Sunday, July 24, 2016

"Neuromancer" by William Gibson [Review]

Neuromancer (Sprawl, #1)Neuromancer by William Gibson
My rating: 5 of 5 stars

"Neuromancer" is the classic novel that kickstarted the cyberpunk genre. It didn't invent cyberpunk, but it certainly set the tone for all the novels and movies that followed.

The novel is pretty much what we all thought computers would be like in 2016. Instead of clumsy keyboards and screens, users plug computers directly into their brains. "Neuromancer" tells the story of Case, a hacker who navigates cyberspace, a virtual reality representing all the computer networks of the world. After getting his hacking ability surgically removed by a double-cross, he jumps at the chance to recover his lost ability and pull off a new and dangerous job. But he soon discovers that the people he's working for have a hidden agenda, and he becomes embroiled in a conspiracy involving an ancient and powerful family and an evolving artificial intelligence.


The greatest achievement of "Neuromancer" is how Gibson makes the future feel real with what he calls "super-specificity." In our modern world, we don't just drive cars. We drive a Honda or a Ford, and the type of car can tell us a lot about a character in a story. In the same way, Gibson uses brand names for any products they use, even if he has to make one up. If Case sees a holographic projector, it's not just a projector. It's a Braun holographic projector. Case doesn't just use a cyberspace deck, he uses a high-end Ono-Sendai Cyberspace 7. He doesn't just put on a spacesuit, it's a Sanyo suit. Details like this help flesh out the story, and make it deeper.

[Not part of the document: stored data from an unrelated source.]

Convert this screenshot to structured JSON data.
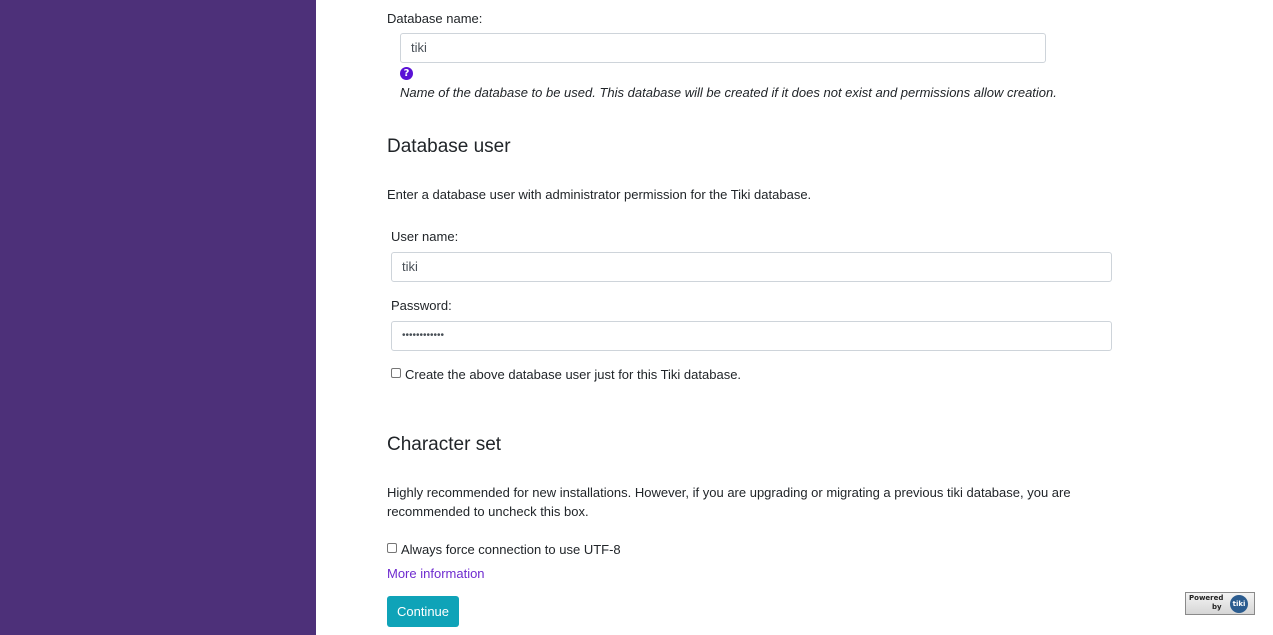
{
  "database_name": {
    "label": "Database name:",
    "value": "tiki",
    "help_icon": "question-circle-icon",
    "help_text": "Name of the database to be used. This database will be created if it does not exist and permissions allow creation."
  },
  "database_user": {
    "heading": "Database user",
    "description": "Enter a database user with administrator permission for the Tiki database.",
    "username_label": "User name:",
    "username_value": "tiki",
    "password_label": "Password:",
    "password_value": "••••••••••••",
    "create_user_label": "Create the above database user just for this Tiki database."
  },
  "character_set": {
    "heading": "Character set",
    "description": "Highly recommended for new installations. However, if you are upgrading or migrating a previous tiki database, you are recommended to uncheck this box.",
    "force_utf8_label": "Always force connection to use UTF-8",
    "more_info_link": "More information"
  },
  "continue_button": "Continue",
  "powered_by": {
    "line1": "Powered",
    "line2": "by",
    "logo_text": "tiki"
  },
  "colors": {
    "sidebar": "#4d3079",
    "accent": "#0fa3b8",
    "link": "#6f2ccf"
  }
}
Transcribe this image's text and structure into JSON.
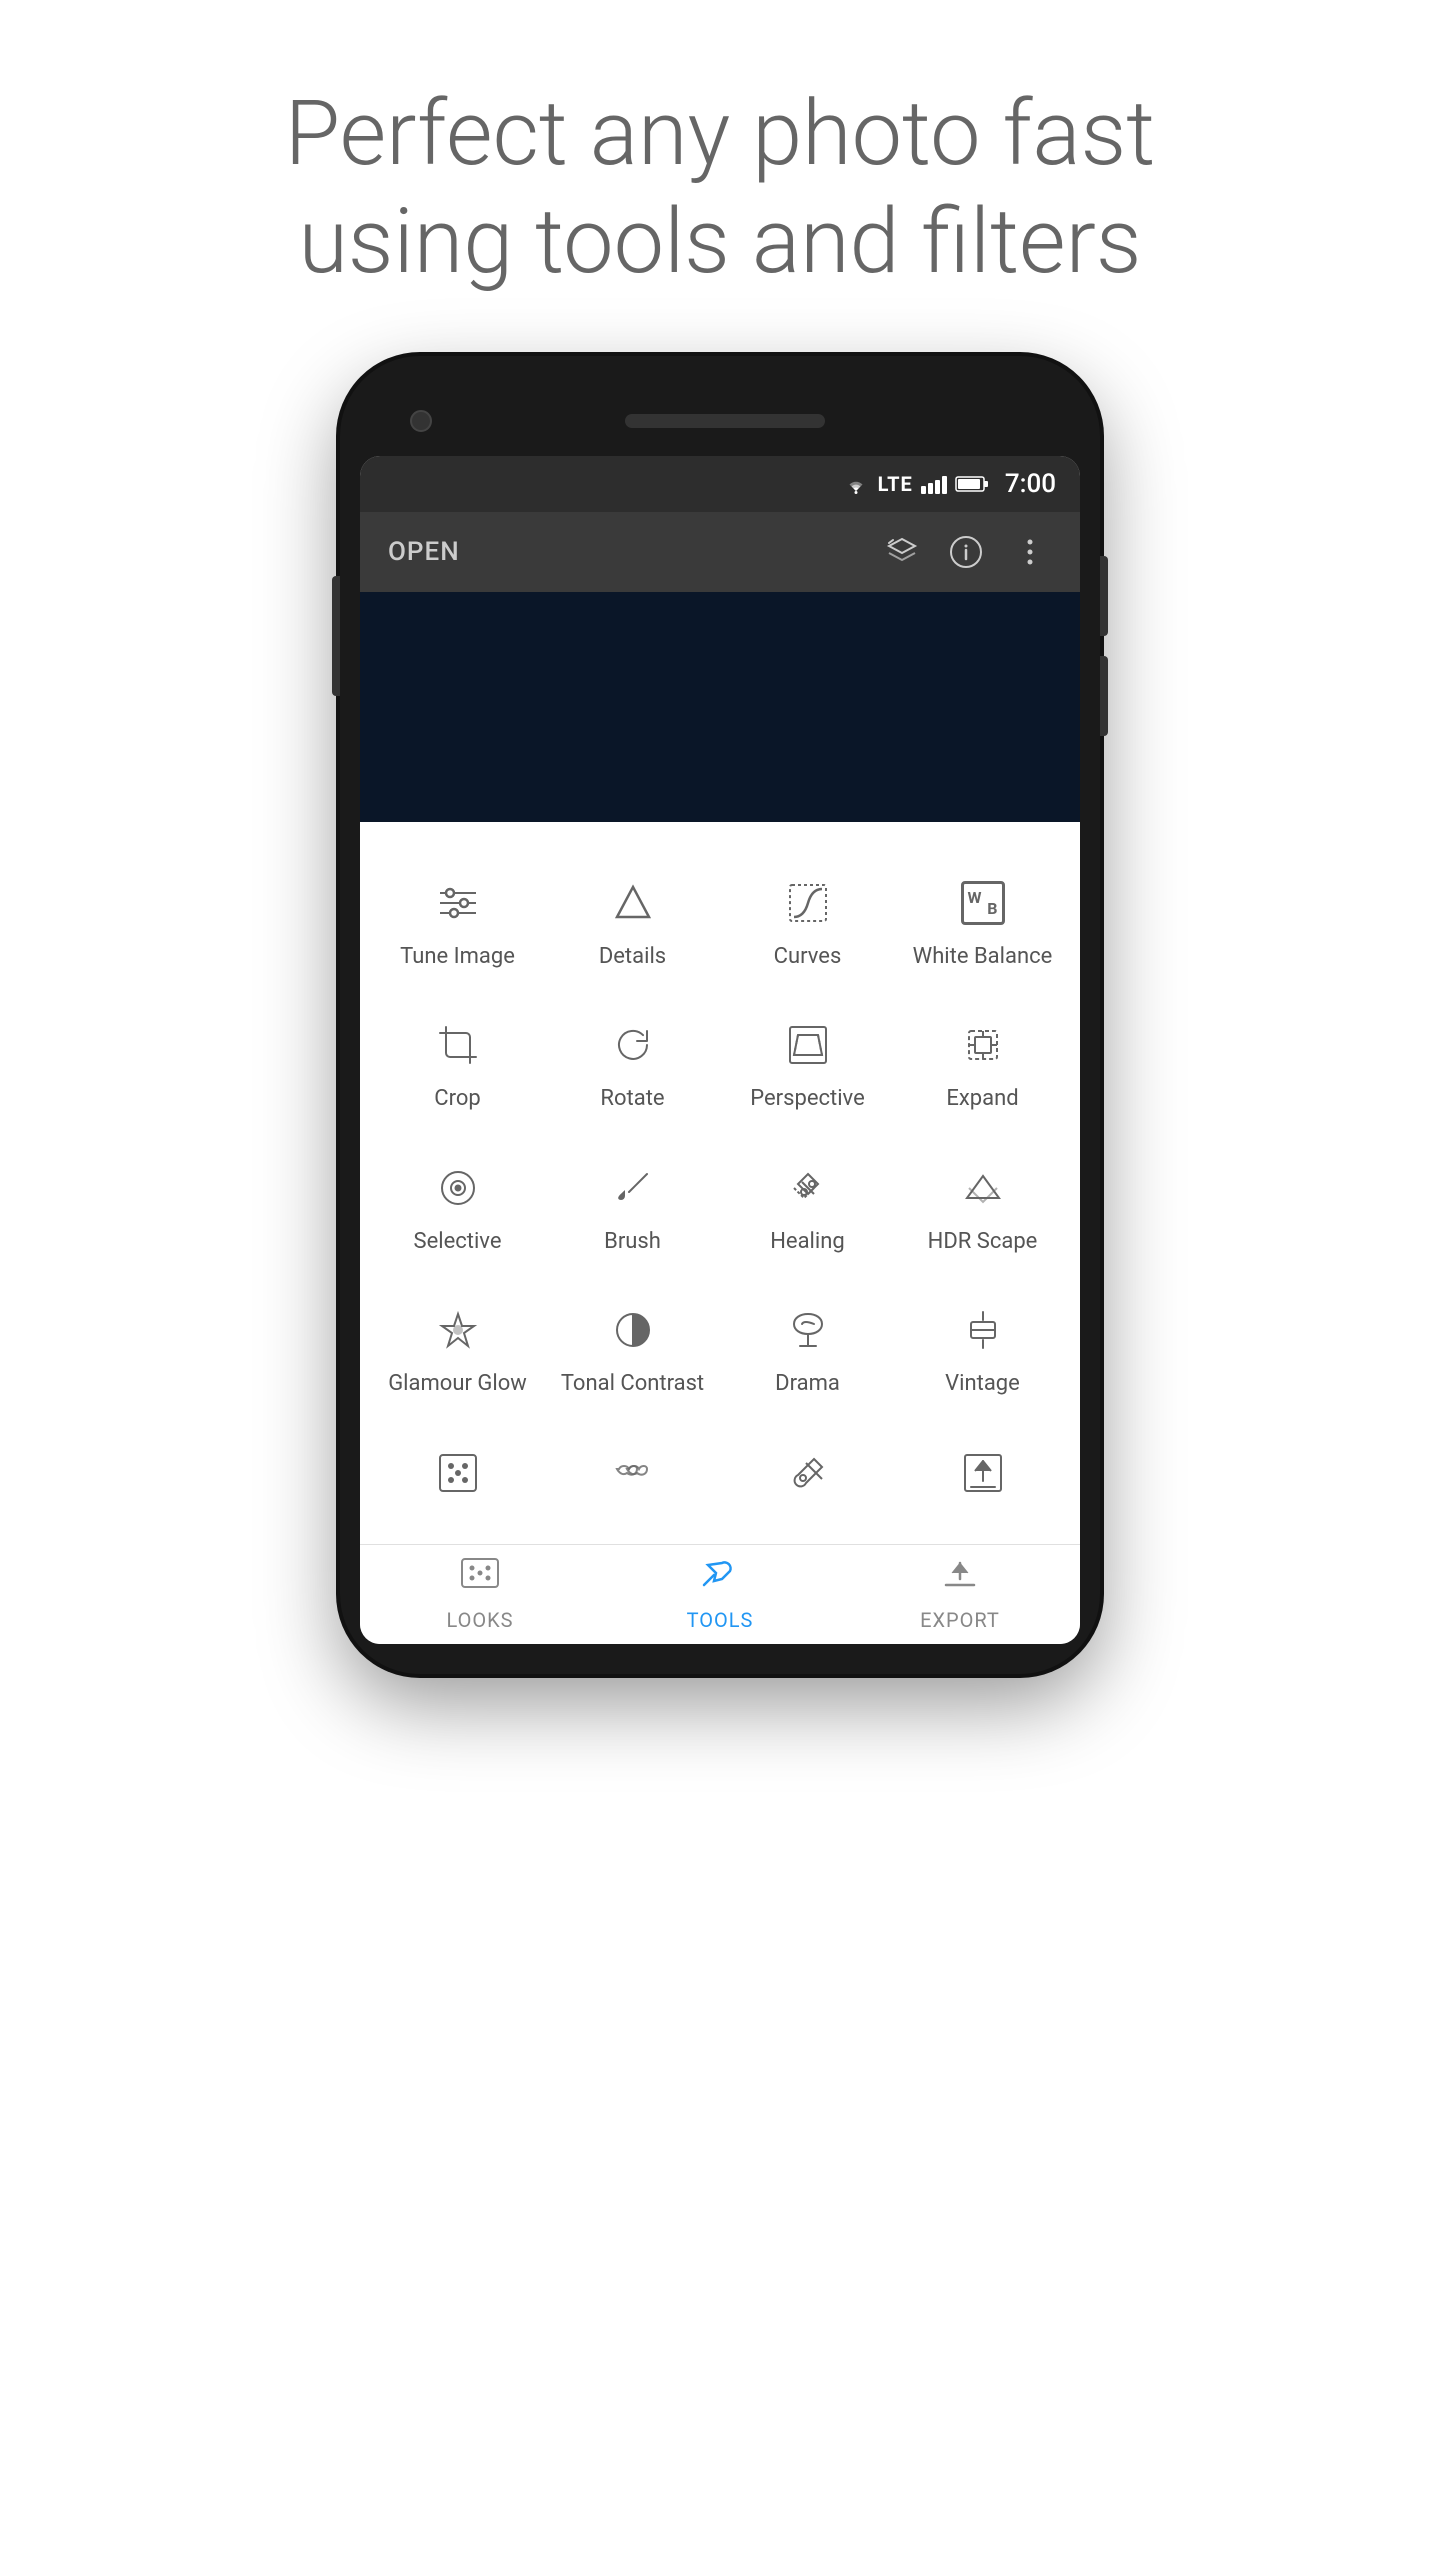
{
  "hero": {
    "line1": "Perfect any photo fast",
    "line2": "using tools and filters"
  },
  "status_bar": {
    "time": "7:00"
  },
  "toolbar": {
    "open_label": "OPEN"
  },
  "tools": [
    {
      "id": "tune-image",
      "label": "Tune Image",
      "icon": "tune"
    },
    {
      "id": "details",
      "label": "Details",
      "icon": "details"
    },
    {
      "id": "curves",
      "label": "Curves",
      "icon": "curves"
    },
    {
      "id": "white-balance",
      "label": "White Balance",
      "icon": "wb"
    },
    {
      "id": "crop",
      "label": "Crop",
      "icon": "crop"
    },
    {
      "id": "rotate",
      "label": "Rotate",
      "icon": "rotate"
    },
    {
      "id": "perspective",
      "label": "Perspective",
      "icon": "perspective"
    },
    {
      "id": "expand",
      "label": "Expand",
      "icon": "expand"
    },
    {
      "id": "selective",
      "label": "Selective",
      "icon": "selective"
    },
    {
      "id": "brush",
      "label": "Brush",
      "icon": "brush"
    },
    {
      "id": "healing",
      "label": "Healing",
      "icon": "healing"
    },
    {
      "id": "hdr-scape",
      "label": "HDR Scape",
      "icon": "hdr"
    },
    {
      "id": "glamour-glow",
      "label": "Glamour Glow",
      "icon": "glamour"
    },
    {
      "id": "tonal-contrast",
      "label": "Tonal Contrast",
      "icon": "tonal"
    },
    {
      "id": "drama",
      "label": "Drama",
      "icon": "drama"
    },
    {
      "id": "vintage",
      "label": "Vintage",
      "icon": "vintage"
    },
    {
      "id": "looks",
      "label": "Looks",
      "icon": "looks"
    },
    {
      "id": "tools",
      "label": "Tools",
      "icon": "tools_nav"
    },
    {
      "id": "export",
      "label": "Export",
      "icon": "export"
    }
  ],
  "bottom_nav": [
    {
      "id": "looks",
      "label": "LOOKS",
      "active": false
    },
    {
      "id": "tools",
      "label": "TOOLS",
      "active": true
    },
    {
      "id": "export",
      "label": "EXPORT",
      "active": false
    }
  ]
}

Gibson also pioneered a style that moved against the typical portrayal of the future as sleek, clean, and miraculous. In Gibson's world, futuristic technology can be broken, grimy, cheap, and malfunctions, just like in our world. A character with a cybernetic arm has a "Russian military prosthesis, a seven-function force-feedback manipulator, cased in grubby pink plastic." Molly relishes a steak made from a living animal instead of "vat grown."

Gibson's prose is incredibly dense, poetic to the point of distraction. Sometimes, I have to read over his sentences a few times to translate his analogies and flowery text into real visuals. But I respect his love of words, and he often creates amazing sentences that bring the scene to life. Like: "Lifeless neon spelled out METRO HOLOGRAFIX in dusty capitals of glass tubing."

Unlike most science fiction, "Neuromancer's" future isn't just populated with white males. Case meets a variety of races from Japanese gangsters to space-bound Rastafarians. The beauty of the novel is how it takes us through a dizzying cross-section of the future. We travel from the seedy slums of Tokyo to the luxurious hotels of a space station. Istanbul, Japan, and other countries are all described so we can see an entire world with different cultures, not just the United States like most scifi novels.

Even Gibson himself mocked the outdated technology, like pay phones. But in a sense, we're living in the world Gibson imagined, where we can jump in and out of a digital reality at will, go anywhere virtually, and have any fact at our fingertips. The mistake Gibson made was imagining that accessing cyberspace would require brain implants and virtual reality. The cyberspace concept now feels dated and kind of cheesy. But even though the computer technology that caused such a stir in the eighties has faded in glamour, the rest of his world has become more vivid. Gibson described a world where things like weapons, genetic engineering, space travel, and body modification had reached new heights, and those still hold up. The overall conflict between security and those who would try to violate it still resonates.